どういう経歴があるのか、どういう環境で生きてきたのか知らんが、かなり頑強な殻に自分を入れちゃってる。
その人にとって仕事は常に自分を攻撃してくるもので、それをかわす技術が企業のクレーム担当の電話オペレーターのような丁寧語みたいなんだな。
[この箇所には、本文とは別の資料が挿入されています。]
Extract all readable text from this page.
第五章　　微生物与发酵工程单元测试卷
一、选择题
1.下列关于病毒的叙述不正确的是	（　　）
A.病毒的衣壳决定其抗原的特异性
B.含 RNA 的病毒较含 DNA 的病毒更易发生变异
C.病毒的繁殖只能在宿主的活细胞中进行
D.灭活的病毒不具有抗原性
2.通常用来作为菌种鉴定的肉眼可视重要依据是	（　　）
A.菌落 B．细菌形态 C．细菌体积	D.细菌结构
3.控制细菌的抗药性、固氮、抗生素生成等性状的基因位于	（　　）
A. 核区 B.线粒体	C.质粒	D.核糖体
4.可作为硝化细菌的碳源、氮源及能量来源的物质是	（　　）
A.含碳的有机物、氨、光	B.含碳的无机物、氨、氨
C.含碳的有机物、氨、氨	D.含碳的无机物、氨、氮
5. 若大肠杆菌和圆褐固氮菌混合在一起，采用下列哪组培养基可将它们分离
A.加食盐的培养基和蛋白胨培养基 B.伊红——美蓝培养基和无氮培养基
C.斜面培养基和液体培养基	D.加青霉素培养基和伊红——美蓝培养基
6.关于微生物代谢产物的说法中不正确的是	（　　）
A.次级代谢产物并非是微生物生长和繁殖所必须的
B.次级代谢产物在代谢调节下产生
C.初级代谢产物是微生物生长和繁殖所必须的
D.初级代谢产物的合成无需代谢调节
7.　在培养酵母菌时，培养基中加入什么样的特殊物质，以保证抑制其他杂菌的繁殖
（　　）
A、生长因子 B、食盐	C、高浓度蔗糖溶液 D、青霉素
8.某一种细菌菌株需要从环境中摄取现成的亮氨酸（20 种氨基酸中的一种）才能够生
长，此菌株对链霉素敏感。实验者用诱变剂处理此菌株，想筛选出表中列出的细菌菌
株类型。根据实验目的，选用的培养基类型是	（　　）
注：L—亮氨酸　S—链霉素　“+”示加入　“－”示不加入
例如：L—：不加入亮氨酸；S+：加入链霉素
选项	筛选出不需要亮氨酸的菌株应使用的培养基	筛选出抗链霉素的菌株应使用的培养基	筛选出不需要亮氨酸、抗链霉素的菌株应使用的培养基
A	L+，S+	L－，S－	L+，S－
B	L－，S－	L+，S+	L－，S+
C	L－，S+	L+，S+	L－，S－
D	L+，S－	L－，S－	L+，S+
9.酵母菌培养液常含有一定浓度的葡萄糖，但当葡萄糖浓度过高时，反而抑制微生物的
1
たしかに、ツルツル滑って掴めないからな。これは皆諦めるわ。
素材を提供されて、この通りに作ってくれっていうんで、作ったのはいいが、なーんか嫌な感じがしたんで調べてみたら海外のショップのロゴとソックリだった。
いやいや、これアカンやん。
時々、個人のお店とかでネットで拾った写真を原稿につけてくるケースあるんで気をつけてるんだが、ここはそこそこの会社。いや、これ会社のコンプライアンス問題だ。ヘタしたら飛んじゃうって。
んで、そういうことを説明したんだが、イマイチよく解ってないようなのだ。
よく田舎の方にいくと「スナック ミッキー」とかの看板にミッキーマウスが堂々と使われていたりする。
中国のパチクリがよく問題になるけど、日本もちょっと前まではこんな感じだった。
だが、そのヒトはまだ若いし、都会の人だ。なぜだ?
で、ふとある記憶が湧き上がってきた。
手塚治の短編漫画の記憶。
タイトルも物語の展開も忘れたんだが、イントロダクションの部分だけ覚えている。
取材旅行である漁村を訪れたのは、作者である手塚自身。
手塚は、自分の漫画に自分自身をよく登場させているが、この漫画もそう。
手塚は、漁村で一晩民宿に泊まることになったんだが、どうもこの村の習わしで一晩のお相手を民宿の奥さんがしてくれるらしい。断ったんだが、これが習わしだと譲らない。
んで、布団にもぐりこむとこで、急に漁にでていた旦那を乗せた船団が返ってくる鐘がなり響いて、奥さんは手塚を置き去りにして喜んで旦那を迎えにいく。
そのあと、漁にでていた船団に異変があって、という話の展開だったと思うんだが、覚えていない。
なんか昔は、閉鎖された村ではこういった客人のもてなしは実際に世界中であったらしい。
つまり、遺伝子プールだ。
閉鎖された村では、近親による交配が進む傾向にどうしてもなるんで、てっとりばやく外からきた遺伝子をプールしておくという、そういう仕組みらしい。
文化っていうのは、親から子へと受け継がれる遺伝子のように次世代に影響を与える。これを文化的遺伝子「ミーム」って言う。
たとえば、言葉もそうだ。子供の頃から接しているから、文法なんてもんがわからなくてもワシらは日本語を、つーか、関西弁を喋ることができる。
それは頭で記憶しているというよりも、「身体に染み付いて」いる。
閉鎖された村での遺伝子プール戦略が、習わしとして引き継がれたきたように、パチクリも文化的遺伝子として染み付いているのだとしたら。
考えてみたら、新しいアイデアや技術は、常にパチクリされ、改良されてきた。特に閉鎖された空間や、人口が少ないところでは、それらのリソースは貴重だったはずだ。
そんな延長で、スナックミッキーは生まれたのかもしれない。
んで、そんな延長で価値をパチクリしても構わないという遺伝子が更新されずに残っているのかも知れない。
そういや、この手のヒトは閉鎖されたところにいる人が多いような気もする。
田舎であるとか、特定のコミュニティの輪の中だけで生きてる人とかだ。
会社も、実は大きくなればなるほど特定のコミュニティになっていく。1日、会社以外の人と会話せずとも生活ができるということも珍しくない。
(企業を相手にする時は、その企業のミームの見極めはかなり重要なことになる。いわゆるクセっていうやつ)
特定のコミュニティでは、内側と外側が重要になる。
普通は、外側から取り入れていかないとシステムは成り立たないが、有る程度の規模になると自給自足よろしく、そこそこ生きていけるようになる。
そこは競争はなくなる凪の世界だが、その分、進化や研究などはなくなる。進化や研究の父は困難であるからだ。
あと、いくつか分析した事例があるんだが、なかなか特定されないように書きにくいので省くが、どれも共通点としては「閉鎖空間」というのがあるように思える。
スマホとネットで世界は手のひらの上にあるにも関わらず、なぜか「世界に開かれた閉鎖空間」というのが出現してバカがそこに立て籠もる。
問いは出た。
では解は何か。
それは、争うことだ。
世界を広げるのは、争うことが必要不可欠だ。
だが、その結末が勝ち負けなら世界は広がらずに閉鎖空間のままだ。
争い、融合することで世界は広がる。